1980: Horace Kornegay
Horace Kornegay, President of the TI boasted that: “The Surgeon General’s media event was preempted by an Institute first-strike news conference. For the first time in the history of the cigarette controversy, a Secretary of HEW had to share the spotlight. In fact, we won top billing that night on all networks.”
Horace Kornegay 1980 Annual Meeting Speech
1980-1983: Nicotine Mastery and Addiction Denial
1984: R.J. Reynolds Public Issues Campaign
The TI Cigarette Controversy White Papers end in 1984, so R.J. Reynolds launches its own campaign, called the “Open Debate” that questions the link between smoking and disease.
Once the number one brand nationwide, R.J. Reynolds’ Winston was surpassed by Marlboro in 1975. By 1985, Philip Morris was selling well over twice as many Marlboros as Reynolds was selling Winston.
It occurred to Reynolds management that it would be a good move to reposition Camel against Marlboro and abandon Winston, and it did. February 1, 1985 the R.J.R. marketing department wrote:
“These ads were well received due to the fun/humor aspects of the cartoons. More than any other theme, the “French Camels” appeared to attract the respondents’ attention. The main drawbacks of these executions were that . . . they may be more appealing to an even younger age group . . .”
1981: Superman 2 – Marlboro Product Placement
Philip Morris paid the producers of Superman 2 43,000 dollars to use the Marlboro logo on billboards and delivery trucks in the movie.
1987: Tobacco Institute Focuses on Secondhand Smoke
In response to the landslide of public sentiment against social acceptability of smoking the industry turned its attention away from the primary issue, disease among smokers, to the second issue, Environmental Tobacco Smoke, also known as Second Hand Smoke.
This memo makes it clear the cigarette companies did not want the general public to know they were sponsoring another doubt machine, this one on the topic of public smoking. September 4, 1987 Center for Indoor Air Research memo on accounting procedure. ”If Institute [Tobacco Institute] staff or outside counsel mandates material changes in these assumptions in order to make the C.I.A.R. appear more separate from The Institute, additional accounting office staff may be required to handle C.I.A.R. accounting and administration.”
“The Center will be located in Washington, D.C. but not in the same building as The Institute. All equipment/ furniture on the premises will be the property of the Tobacco Institute and will be included on The Institute’s property tax return.”
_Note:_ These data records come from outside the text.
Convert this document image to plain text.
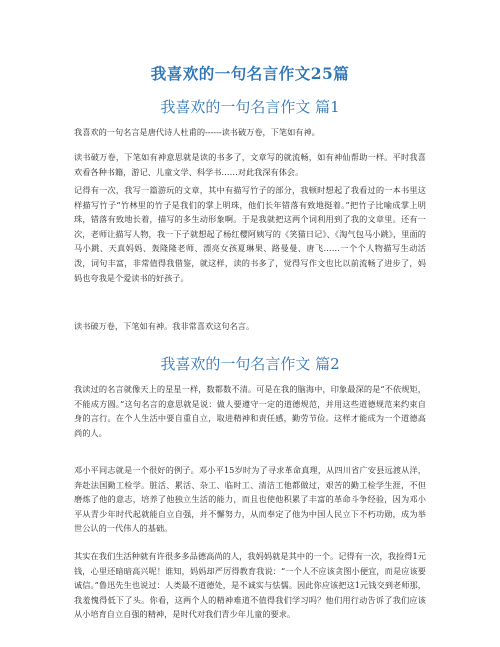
我喜欢的一句名言作文25篇
我喜欢的一句名言作文 篇1

我喜欢的一句名言是唐代诗人杜甫的------读书破万卷，下笔如有神。

读书破万卷，下笔如有神意思就是读的书多了，文章写的就流畅，如有神仙帮助一样。平时我喜欢看各种书籍，游记、儿童文学、科学书……对此我深有体会。

记得有一次，我写一篇游玩的文章，其中有描写竹子的部分，我顿时想起了我看过的一本书里这样描写竹子“竹林里的竹子是我们的掌上明珠，他们长年错落有致地挺着。”把竹子比喻成掌上明珠，错落有致地长着，描写的多生动形象啊。于是我就把这两个词利用到了我的文章里。还有一次，老师让描写人物，我一下子就想起了杨红樱阿姨写的《笑猫日记》、《淘气包马小跳》，里面的马小跳、天真妈妈、轰隆隆老师、漂亮女孩夏琳果、路曼曼、唐飞……一个个人物描写生动活泼，词句丰富，非常值得我借鉴，就这样，读的书多了，觉得写作文也比以前流畅了进步了，妈妈也夸我是个爱读书的好孩子。

读书破万卷，下笔如有神。我非常喜欢这句名言。

我喜欢的一句名言作文 篇2

我读过的名言就像天上的星星一样，数都数不清。可是在我的脑海中，印象最深的是“不依规矩，不能成方圆。”这句名言的意思就是说：做人要遵守一定的道德规范，并用这些道德规范来约束自身的言行。在个人生活中要自重自立，取进精神和责任感，勤劳节俭。这样才能成为一个道德高尚的人。

邓小平同志就是一个很好的例子。邓小平15岁时为了寻求革命真理，从四川省广安县远渡从洋，奔赴法国勤工检学。脏活、累活、杂工、临时工、清洁工他都做过，艰苦的勤工检学生涯，不但磨炼了他的意志，培养了他独立生活的能力，而且也使他积累了丰富的革命斗争经验，因为邓小平从青少年时代起就能自立自强，并不懈努力，从而奉定了他为中国人民立下不朽功勋，成为举世公认的一代伟人的基础。

其实在我们生活种就有许很多多品德高尚的人，我妈妈就是其中的一个。记得有一次，我捡得1元钱，心里还暗暗高兴呢！谁知，妈妈却严厉得教育我说：“一个人不应该贪图小便宜，而是应该要诚信。”鲁迅先生也说过：人类最不道德处，是不诚实与怯懦。因此你应该把这1元钱交到老师那，我羞愧得低下了头。你看，这两个人的精神难道不值得我们学习吗？他们用行动告诉了我们应该从小培育自立自强的精神，是时代对我们青少年儿童的要求。
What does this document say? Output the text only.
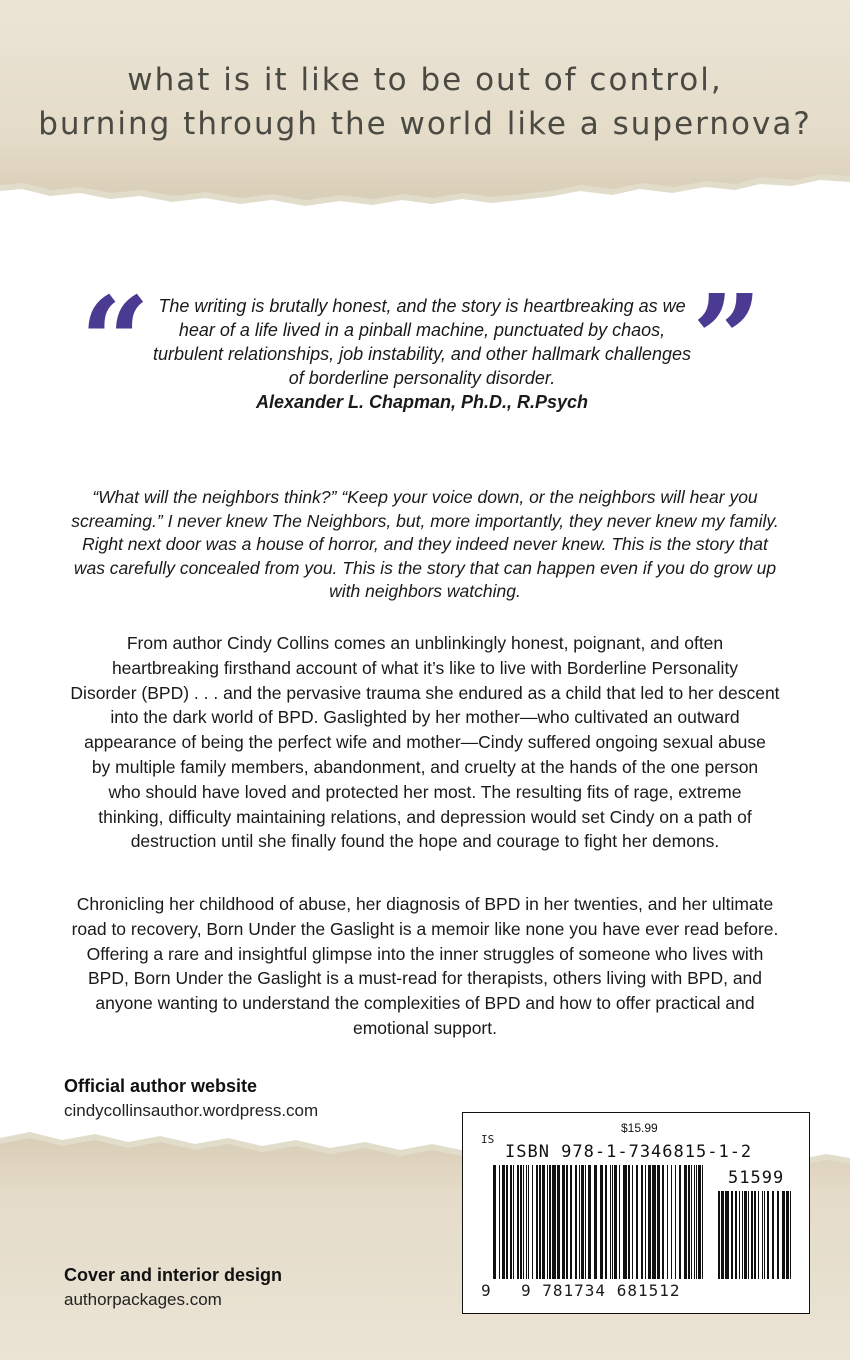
what is it like to be out of control,
burning through the world like a supernova?

“ The writing is brutally honest, and the story is heartbreaking as we
hear of a life lived in a pinball machine, punctuated by chaos,
turbulent relationships, job instability, and other hallmark challenges
of borderline personality disorder.
Alexander L. Chapman, Ph.D., R.Psych ”

“What will the neighbors think?” “Keep your voice down, or the neighbors will hear you
screaming.” I never knew The Neighbors, but, more importantly, they never knew my family.
Right next door was a house of horror, and they indeed never knew. This is the story that
was carefully concealed from you. This is the story that can happen even if you do grow up
with neighbors watching.

From author Cindy Collins comes an unblinkingly honest, poignant, and often
heartbreaking firsthand account of what it’s like to live with Borderline Personality
Disorder (BPD) . . . and the pervasive trauma she endured as a child that led to her descent
into the dark world of BPD. Gaslighted by her mother—who cultivated an outward
appearance of being the perfect wife and mother—Cindy suffered ongoing sexual abuse
by multiple family members, abandonment, and cruelty at the hands of the one person
who should have loved and protected her most. The resulting fits of rage, extreme
thinking, difficulty maintaining relations, and depression would set Cindy on a path of
destruction until she finally found the hope and courage to fight her demons.

Chronicling her childhood of abuse, her diagnosis of BPD in her twenties, and her ultimate
road to recovery, Born Under the Gaslight is a memoir like none you have ever read before.
Offering a rare and insightful glimpse into the inner struggles of someone who lives with
BPD, Born Under the Gaslight is a must-read for therapists, others living with BPD, and
anyone wanting to understand the complexities of BPD and how to offer practical and
emotional support.

Official author website
cindycollinsauthor.wordpress.com
Cover and interior design
authorpackages.com
$15.99
IS
ISBN 978-1-7346815-1-2
51599
9 9 781734 681512
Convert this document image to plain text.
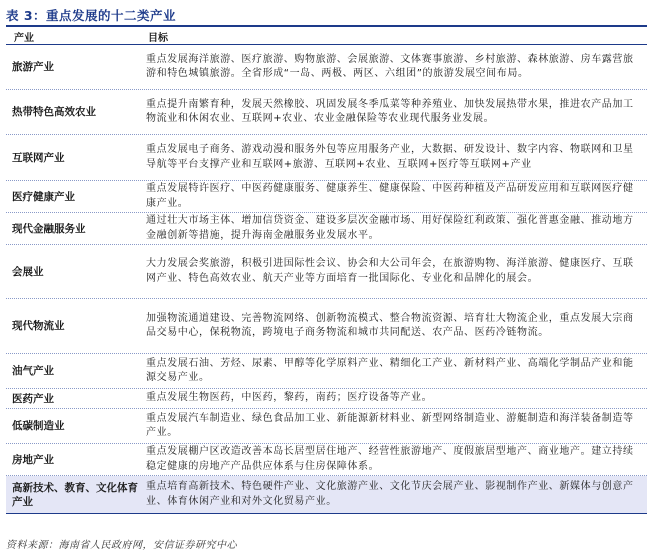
表 3：重点发展的十二类产业
产业	目标
旅游产业
重点发展海洋旅游、医疗旅游、购物旅游、会展旅游、文体赛事旅游、乡村旅游、森林旅游、房车露营旅游和特色城镇旅游。全省形成“一岛、两极、两区、六组团”的旅游发展空间布局。
热带特色高效农业
重点提升南繁育种，发展天然橡胶、巩固发展冬季瓜菜等种养殖业、加快发展热带水果，推进农产品加工物流业和休闲农业、互联网+农业、农业金融保险等农业现代服务业发展。
互联网产业
重点发展电子商务、游戏动漫和服务外包等应用服务产业，大数据、研发设计、数字内容、物联网和卫星导航等平台支撑产业和互联网+旅游、互联网+农业、互联网+医疗等互联网+产业
医疗健康产业
重点发展特许医疗、中医药健康服务、健康养生、健康保险、中医药种植及产品研发应用和互联网医疗健康产业。
现代金融服务业
通过壮大市场主体、增加信贷资金、建设多层次金融市场、用好保险红利政策、强化普惠金融、推动地方金融创新等措施，提升海南金融服务业发展水平。
会展业
大力发展会奖旅游，积极引进国际性会议、协会和大公司年会，在旅游购物、海洋旅游、健康医疗、互联网产业、特色高效农业、航天产业等方面培育一批国际化、专业化和品牌化的展会。
现代物流业
加强物流通道建设、完善物流网络、创新物流模式、整合物流资源、培育壮大物流企业，重点发展大宗商品交易中心，保税物流，跨境电子商务物流和城市共同配送、农产品、医药冷链物流。
油气产业
重点发展石油、芳烃、尿素、甲醇等化学原料产业、精细化工产业、新材料产业、高端化学制品产业和能源交易产业。
医药产业	重点发展生物医药，中医药，黎药，南药；医疗设备等产业。
低碳制造业
重点发展汽车制造业、绿色食品加工业、新能源新材料业、新型网络制造业、游艇制造和海洋装备制造等产业。
房地产业
重点发展棚户区改造改善本岛长居型居住地产、经营性旅游地产、度假旅居型地产、商业地产。建立持续稳定健康的房地产产品供应体系与住房保障体系。
高新技术、教育、文化体育产业
重点培育高新技术、特色硬件产业、文化旅游产业、文化节庆会展产业、影视制作产业、新媒体与创意产业、体育休闲产业和对外文化贸易产业。
资料来源：海南省人民政府网，安信证券研究中心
On April 25, 1988, top Philip Morris scientist Tom Osdene writes the Tobacco Institute President Chilcote, “I think many of us have conceptualized the E.T.S. issue as a battlefield in which the arena is dominated by public relations and legal issues while the ammunition which is used happens to be science. It has been the purpose of C.I.A.R. as well as its precursor, the E.T.S. Advisory Committee, to provide ammunition in this fight. I believe the most important issue one needs to examine is the role that science can play in this major controversy.”
1994: Congressional Hearings
Phillip Morris Admits
|In 1999, only five years later Philip Morris admitted on its new web site that “Cigarette smoking is addictive, as that term is most commonly used today.”